Se sintetizaron 18 polipéptidos sintéticos que abarcaban los 103 restos del extremo C-terminal completo de CTGF y se recibieron como PepSet^{TM} escindidos de Chiron Mimotopes (Clayton, Victoria, Australia). Todos los polipéptidos se sintetizaron con extremos N-terminales acetilados y extremos C-terminales amidados excepto CTGF-(247-225) y CTGF-(247-26O), que se sintetizaron con las aminas de los extremos N-terminales libres y CTGF-(326-349) y CTGF-(339-349), que se sintetizaron con los extremos C-terminales ácido (Tabla 3).

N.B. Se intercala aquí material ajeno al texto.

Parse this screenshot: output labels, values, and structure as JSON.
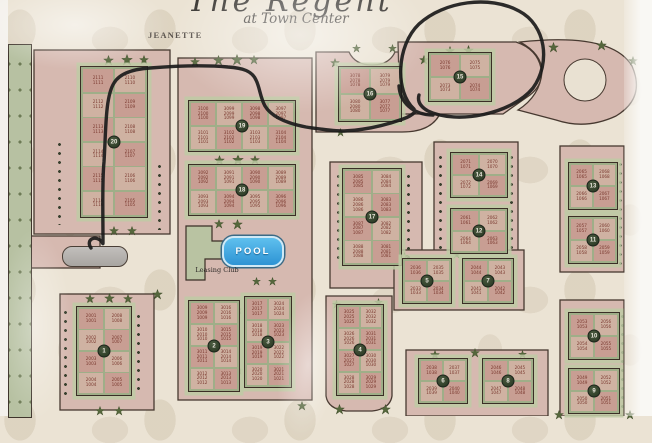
{
  "header": {
    "title_script": "The Regent",
    "subtitle": "at Town Center"
  },
  "labels": {
    "street": "JEANETTE",
    "north": "N",
    "pool": "POOL",
    "leasing": "Leasing Club"
  },
  "annotation": {
    "type": "hand-drawn marker",
    "description": "black marker circle drawn around building 15 with a route line traced from Jeanette street entrance to the circle",
    "circled_building": "15",
    "color": "#1b1b1b"
  },
  "colors": {
    "map_bg": "#ebe3d4",
    "parcel": "#d6b9b0",
    "parcel_outline": "#473930",
    "building_green": "#9fae88",
    "cell_pink": "#c89e93",
    "cell_tan": "#cfb2a2",
    "unit_text": "#7b3a30",
    "number_circle": "#273420",
    "pool_blue": "#2d93d4",
    "tree_green": "#33401f",
    "leasing_green": "#b9c3a2",
    "fountain_gray": "#b3b0ac"
  },
  "map": {
    "buildings": [
      {
        "id": "20",
        "x": 80,
        "y": 66,
        "w": 68,
        "h": 152,
        "cols": 2,
        "units": [
          [
            [
              "2111",
              "1111"
            ],
            [
              "2110",
              "1110"
            ]
          ],
          [
            [
              "2112",
              "1112"
            ],
            [
              "2109",
              "1109"
            ]
          ],
          [
            [
              "2113",
              "1113"
            ],
            [
              "2108",
              "1108"
            ]
          ],
          [
            [
              "2114",
              "1114"
            ],
            [
              "2107",
              "1107"
            ]
          ],
          [
            [
              "2115",
              "1115"
            ],
            [
              "2106",
              "1106"
            ]
          ],
          [
            [
              "2116",
              "1116"
            ],
            [
              "2105",
              "1105"
            ]
          ]
        ]
      },
      {
        "id": "19",
        "x": 188,
        "y": 100,
        "w": 108,
        "h": 52,
        "cols": 4,
        "units": [
          [
            [
              "3100",
              "2100",
              "1100"
            ],
            [
              "3099",
              "2099",
              "1099"
            ],
            [
              "3098",
              "2098",
              "1098"
            ],
            [
              "3097",
              "2097",
              "1097"
            ]
          ],
          [
            [
              "3101",
              "2101",
              "1101"
            ],
            [
              "3102",
              "2102",
              "1102"
            ],
            [
              "3103",
              "2103",
              "1103"
            ],
            [
              "3104",
              "2104",
              "1104"
            ]
          ]
        ]
      },
      {
        "id": "18",
        "x": 188,
        "y": 164,
        "w": 108,
        "h": 52,
        "cols": 4,
        "units": [
          [
            [
              "3092",
              "2092",
              "1092"
            ],
            [
              "3091",
              "2091",
              "1091"
            ],
            [
              "3090",
              "2090",
              "1090"
            ],
            [
              "3089",
              "2089",
              "1089"
            ]
          ],
          [
            [
              "3093",
              "2093",
              "1093"
            ],
            [
              "3094",
              "2094",
              "1094"
            ],
            [
              "3095",
              "2095",
              "1095"
            ],
            [
              "3096",
              "2096",
              "1096"
            ]
          ]
        ]
      },
      {
        "id": "17",
        "x": 342,
        "y": 168,
        "w": 60,
        "h": 98,
        "cols": 2,
        "units": [
          [
            [
              "3085",
              "2085",
              "1085"
            ],
            [
              "3084",
              "2084",
              "1084"
            ]
          ],
          [
            [
              "3086",
              "2086",
              "1086"
            ],
            [
              "3083",
              "2083",
              "1083"
            ]
          ],
          [
            [
              "3087",
              "2087",
              "1087"
            ],
            [
              "3082",
              "2082",
              "1082"
            ]
          ],
          [
            [
              "3088",
              "2088",
              "1088"
            ],
            [
              "3081",
              "2081",
              "1081"
            ]
          ]
        ]
      },
      {
        "id": "16",
        "x": 338,
        "y": 66,
        "w": 64,
        "h": 56,
        "cols": 2,
        "units": [
          [
            [
              "3078",
              "2078",
              "1078"
            ],
            [
              "3079",
              "2079",
              "1079"
            ]
          ],
          [
            [
              "3080",
              "2080",
              "1080"
            ],
            [
              "3077",
              "2077",
              "1077"
            ]
          ]
        ]
      },
      {
        "id": "15",
        "x": 428,
        "y": 52,
        "w": 64,
        "h": 50,
        "cols": 2,
        "units": [
          [
            [
              "2076",
              "1076"
            ],
            [
              "2075",
              "1075"
            ]
          ],
          [
            [
              "2073",
              "1073"
            ],
            [
              "2074",
              "1074"
            ]
          ]
        ]
      },
      {
        "id": "14",
        "x": 450,
        "y": 152,
        "w": 58,
        "h": 46,
        "cols": 2,
        "units": [
          [
            [
              "2071",
              "1071"
            ],
            [
              "2070",
              "1070"
            ]
          ],
          [
            [
              "2072",
              "1072"
            ],
            [
              "2069",
              "1069"
            ]
          ]
        ]
      },
      {
        "id": "13",
        "x": 568,
        "y": 162,
        "w": 50,
        "h": 48,
        "cols": 2,
        "units": [
          [
            [
              "2065",
              "1065"
            ],
            [
              "2068",
              "1068"
            ]
          ],
          [
            [
              "2066",
              "1066"
            ],
            [
              "2067",
              "1067"
            ]
          ]
        ]
      },
      {
        "id": "12",
        "x": 450,
        "y": 208,
        "w": 58,
        "h": 46,
        "cols": 2,
        "units": [
          [
            [
              "2061",
              "1061"
            ],
            [
              "2062",
              "1062"
            ]
          ],
          [
            [
              "2064",
              "1064"
            ],
            [
              "2063",
              "1063"
            ]
          ]
        ]
      },
      {
        "id": "11",
        "x": 568,
        "y": 216,
        "w": 50,
        "h": 48,
        "cols": 2,
        "units": [
          [
            [
              "2057",
              "1057"
            ],
            [
              "2060",
              "1060"
            ]
          ],
          [
            [
              "2058",
              "1058"
            ],
            [
              "2059",
              "1059"
            ]
          ]
        ]
      },
      {
        "id": "10",
        "x": 568,
        "y": 312,
        "w": 52,
        "h": 48,
        "cols": 2,
        "units": [
          [
            [
              "2053",
              "1053"
            ],
            [
              "2056",
              "1056"
            ]
          ],
          [
            [
              "2054",
              "1054"
            ],
            [
              "2055",
              "1055"
            ]
          ]
        ]
      },
      {
        "id": "9",
        "x": 568,
        "y": 368,
        "w": 52,
        "h": 46,
        "cols": 2,
        "units": [
          [
            [
              "2049",
              "1049"
            ],
            [
              "2052",
              "1052"
            ]
          ],
          [
            [
              "2050",
              "1050"
            ],
            [
              "2051",
              "1051"
            ]
          ]
        ]
      },
      {
        "id": "8",
        "x": 482,
        "y": 358,
        "w": 52,
        "h": 46,
        "cols": 2,
        "units": [
          [
            [
              "2046",
              "1046"
            ],
            [
              "2045",
              "1045"
            ]
          ],
          [
            [
              "2047",
              "1047"
            ],
            [
              "2048",
              "1048"
            ]
          ]
        ]
      },
      {
        "id": "7",
        "x": 462,
        "y": 258,
        "w": 52,
        "h": 46,
        "cols": 2,
        "units": [
          [
            [
              "2044",
              "1044"
            ],
            [
              "2043",
              "1043"
            ]
          ],
          [
            [
              "2041",
              "1041"
            ],
            [
              "2042",
              "1042"
            ]
          ]
        ]
      },
      {
        "id": "6",
        "x": 418,
        "y": 358,
        "w": 50,
        "h": 46,
        "cols": 2,
        "units": [
          [
            [
              "2038",
              "1038"
            ],
            [
              "2037",
              "1037"
            ]
          ],
          [
            [
              "2039",
              "1039"
            ],
            [
              "2040",
              "1040"
            ]
          ]
        ]
      },
      {
        "id": "5",
        "x": 402,
        "y": 258,
        "w": 50,
        "h": 46,
        "cols": 2,
        "units": [
          [
            [
              "2036",
              "1036"
            ],
            [
              "2035",
              "1035"
            ]
          ],
          [
            [
              "2033",
              "1033"
            ],
            [
              "2034",
              "1034"
            ]
          ]
        ]
      },
      {
        "id": "4",
        "x": 336,
        "y": 304,
        "w": 48,
        "h": 92,
        "cols": 2,
        "units": [
          [
            [
              "3025",
              "2025",
              "1025"
            ],
            [
              "3032",
              "2032",
              "1032"
            ]
          ],
          [
            [
              "3026",
              "2026",
              "1026"
            ],
            [
              "3031",
              "2031",
              "1031"
            ]
          ],
          [
            [
              "3027",
              "2027",
              "1027"
            ],
            [
              "3030",
              "2030",
              "1030"
            ]
          ],
          [
            [
              "3028",
              "2028",
              "1028"
            ],
            [
              "3029",
              "2029",
              "1029"
            ]
          ]
        ]
      },
      {
        "id": "3",
        "x": 244,
        "y": 296,
        "w": 48,
        "h": 92,
        "cols": 2,
        "units": [
          [
            [
              "3017",
              "2017",
              "1017"
            ],
            [
              "3024",
              "2024",
              "1024"
            ]
          ],
          [
            [
              "3018",
              "2018",
              "1018"
            ],
            [
              "3023",
              "2023",
              "1023"
            ]
          ],
          [
            [
              "3019",
              "2019",
              "1019"
            ],
            [
              "3022",
              "2022",
              "1022"
            ]
          ],
          [
            [
              "3020",
              "2020",
              "1020"
            ],
            [
              "3021",
              "2021",
              "1021"
            ]
          ]
        ]
      },
      {
        "id": "2",
        "x": 188,
        "y": 300,
        "w": 52,
        "h": 92,
        "cols": 2,
        "units": [
          [
            [
              "3009",
              "2009",
              "1009"
            ],
            [
              "3016",
              "2016",
              "1016"
            ]
          ],
          [
            [
              "3010",
              "2010",
              "1010"
            ],
            [
              "3015",
              "2015",
              "1015"
            ]
          ],
          [
            [
              "3011",
              "2011",
              "1011"
            ],
            [
              "3014",
              "2014",
              "1014"
            ]
          ],
          [
            [
              "3012",
              "2012",
              "1012"
            ],
            [
              "3013",
              "2013",
              "1013"
            ]
          ]
        ]
      },
      {
        "id": "1",
        "x": 76,
        "y": 306,
        "w": 56,
        "h": 90,
        "cols": 2,
        "units": [
          [
            [
              "2001",
              "1001"
            ],
            [
              "2008",
              "1008"
            ]
          ],
          [
            [
              "2002",
              "1002"
            ],
            [
              "2007",
              "1007"
            ]
          ],
          [
            [
              "2003",
              "1003"
            ],
            [
              "2006",
              "1006"
            ]
          ],
          [
            [
              "2004",
              "1004"
            ],
            [
              "2005",
              "1005"
            ]
          ]
        ]
      }
    ],
    "trees": [
      {
        "x": 103,
        "y": 55,
        "s": 11
      },
      {
        "x": 121,
        "y": 54,
        "s": 12
      },
      {
        "x": 139,
        "y": 55,
        "s": 10
      },
      {
        "x": 109,
        "y": 226,
        "s": 10
      },
      {
        "x": 127,
        "y": 226,
        "s": 10
      },
      {
        "x": 190,
        "y": 57,
        "s": 10
      },
      {
        "x": 213,
        "y": 55,
        "s": 11
      },
      {
        "x": 231,
        "y": 54,
        "s": 12
      },
      {
        "x": 249,
        "y": 55,
        "s": 10
      },
      {
        "x": 214,
        "y": 155,
        "s": 11
      },
      {
        "x": 232,
        "y": 154,
        "s": 12
      },
      {
        "x": 250,
        "y": 155,
        "s": 10
      },
      {
        "x": 214,
        "y": 219,
        "s": 10
      },
      {
        "x": 232,
        "y": 219,
        "s": 11
      },
      {
        "x": 152,
        "y": 289,
        "s": 11
      },
      {
        "x": 252,
        "y": 277,
        "s": 9
      },
      {
        "x": 268,
        "y": 277,
        "s": 9
      },
      {
        "x": 233,
        "y": 305,
        "s": 10
      },
      {
        "x": 233,
        "y": 365,
        "s": 11
      },
      {
        "x": 85,
        "y": 294,
        "s": 10
      },
      {
        "x": 104,
        "y": 293,
        "s": 11
      },
      {
        "x": 123,
        "y": 294,
        "s": 10
      },
      {
        "x": 95,
        "y": 406,
        "s": 10
      },
      {
        "x": 114,
        "y": 406,
        "s": 10
      },
      {
        "x": 330,
        "y": 58,
        "s": 10
      },
      {
        "x": 352,
        "y": 44,
        "s": 9
      },
      {
        "x": 388,
        "y": 44,
        "s": 9
      },
      {
        "x": 419,
        "y": 55,
        "s": 10
      },
      {
        "x": 445,
        "y": 46,
        "s": 10
      },
      {
        "x": 463,
        "y": 45,
        "s": 11
      },
      {
        "x": 548,
        "y": 42,
        "s": 11
      },
      {
        "x": 596,
        "y": 40,
        "s": 11
      },
      {
        "x": 628,
        "y": 56,
        "s": 10
      },
      {
        "x": 336,
        "y": 128,
        "s": 9
      },
      {
        "x": 406,
        "y": 288,
        "s": 10
      },
      {
        "x": 332,
        "y": 300,
        "s": 9
      },
      {
        "x": 374,
        "y": 298,
        "s": 9
      },
      {
        "x": 334,
        "y": 404,
        "s": 11
      },
      {
        "x": 380,
        "y": 404,
        "s": 11
      },
      {
        "x": 297,
        "y": 401,
        "s": 10
      },
      {
        "x": 400,
        "y": 252,
        "s": 9
      },
      {
        "x": 452,
        "y": 250,
        "s": 9
      },
      {
        "x": 430,
        "y": 350,
        "s": 10
      },
      {
        "x": 470,
        "y": 348,
        "s": 10
      },
      {
        "x": 518,
        "y": 350,
        "s": 9
      },
      {
        "x": 554,
        "y": 410,
        "s": 10
      },
      {
        "x": 625,
        "y": 410,
        "s": 10
      }
    ],
    "dot_strips": [
      {
        "x": 57,
        "y": 140,
        "h": 85
      },
      {
        "x": 157,
        "y": 162,
        "h": 68
      },
      {
        "x": 63,
        "y": 308,
        "h": 92
      },
      {
        "x": 136,
        "y": 312,
        "h": 84
      },
      {
        "x": 438,
        "y": 153,
        "h": 102
      },
      {
        "x": 509,
        "y": 153,
        "h": 102
      },
      {
        "x": 618,
        "y": 160,
        "h": 108
      },
      {
        "x": 620,
        "y": 312,
        "h": 98
      },
      {
        "x": 336,
        "y": 172,
        "h": 90
      },
      {
        "x": 406,
        "y": 172,
        "h": 90
      }
    ]
  }
}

Todos los polipéptidos contenían uno o ningún resto de Cys; los restos Cys^{292} en CTGF-(285-292) y Cys^{325} en CTGF-(318-328) se sustituyeron por Ser para prevenir la formación de puentes disulfuro intracatenarios con Cys^{287} o Cys^{323} dentro de los respectivos polipéptidos. Las propiedades de unión a heparina se determinaron usando una adaptación del procedimiento de Baird y col. (Baird, A., y col. Proc. Natl. Acad. Sci. U.S.A. 85, 2324-2328 (1988)). Brevemente, se absorbieron 37,5 nmol de cada polipéptido por duplicado a nitrocelulosa usando un aparato de transferencia en puntos. La transferencia se bloqueó durante 30 min con Tris-HCl 10 mM, NaCl 0,15 M, albúmina sérica bovina al 0,1% (pH 7,4) y, a continuación, se incubó durante 3 h a temperatura ambiente en esta solución que contenía 10 \muCi/ml de [^{3}H]-Heparina (NEN Life Science Products). La transferencia se lavó cuatro veces con Tris-HCl 10 mM, NaCl 0,15 M y los puntos independientes se mezclaron con líquido de centelleo para el recuento de [^{3}H].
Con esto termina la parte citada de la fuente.